古舘理沙そうですね。会場押さえから落語家さんのキャスティング、チケット販売や宣伝なども1人でやっていました。1年目は勢いで何とかなったんですが、2年目は地獄でしたよ(笑)。興行師1本でやっている人なんてほとんどいなかったですからね。家賃が払えるかどうかの状態が続いて、実家から送ってもらった米と100%野菜ジュースに、納豆と卵しか食べられなかったくらい。通帳残高が常に数百円とかで、もうどうにもならないなぁ、と挫けそうになった頃にチケットが1枚売れて3000円入金があると「これであと1週間生き延びられる!ありがたい!!」とATMを拝むみたいな生活を1年くらいしていました(笑)。

――軌道に乗ってきたのはいつくらいからですか?

古舘理沙独立した時、3年で結果が出なければやめようと思っていたんです。ちょうどその3年目でようやく食べられるようになって、何かがどうなったとかではなく気がつけば徐々に徐々に、ただ夢中にやっていたら人が増えていった感じですね。

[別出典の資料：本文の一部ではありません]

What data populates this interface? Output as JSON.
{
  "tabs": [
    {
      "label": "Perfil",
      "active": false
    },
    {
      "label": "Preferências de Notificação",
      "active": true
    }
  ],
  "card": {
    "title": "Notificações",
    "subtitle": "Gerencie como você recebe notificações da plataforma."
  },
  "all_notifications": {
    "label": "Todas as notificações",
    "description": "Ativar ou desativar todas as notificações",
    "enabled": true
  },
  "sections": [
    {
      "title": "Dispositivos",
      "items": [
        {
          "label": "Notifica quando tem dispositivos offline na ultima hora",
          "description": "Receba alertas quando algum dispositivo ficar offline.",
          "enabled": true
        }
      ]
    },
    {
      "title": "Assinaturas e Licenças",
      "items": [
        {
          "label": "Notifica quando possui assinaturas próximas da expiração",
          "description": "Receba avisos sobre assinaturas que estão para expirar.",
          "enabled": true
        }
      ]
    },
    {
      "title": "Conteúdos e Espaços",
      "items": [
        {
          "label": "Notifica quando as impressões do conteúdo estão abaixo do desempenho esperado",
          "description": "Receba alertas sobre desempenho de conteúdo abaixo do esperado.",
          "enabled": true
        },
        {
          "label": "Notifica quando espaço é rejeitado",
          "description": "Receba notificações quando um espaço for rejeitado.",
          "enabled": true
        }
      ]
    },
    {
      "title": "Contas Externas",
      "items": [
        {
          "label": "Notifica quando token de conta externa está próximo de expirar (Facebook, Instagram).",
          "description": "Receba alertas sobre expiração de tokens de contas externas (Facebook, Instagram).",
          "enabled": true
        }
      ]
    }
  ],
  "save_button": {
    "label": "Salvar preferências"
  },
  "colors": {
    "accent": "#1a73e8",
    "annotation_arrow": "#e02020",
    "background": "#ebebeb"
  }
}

――それだけ大変な中、なぜ続けることができたんですか?

古舘理沙26歳まで落語の世界を知らないで育ってきたので、なんだかそれを恥じる気持ちがあったんですよね。子どもの頃から見ようと思えば見られたのに、何でもっと早くこんな素敵な世界を知らなかったんだろうって。だから、色んな人にいち早く落語の魅力に気づいてほしい、知ってほしいというのがありました。あとは、演者さんへの信頼感。本当に凄いんだから、絶対面白いっていう確信があって、その人達がもっと世に知られて欲しい、知られるべきなんだと。それが大きな原動力でした。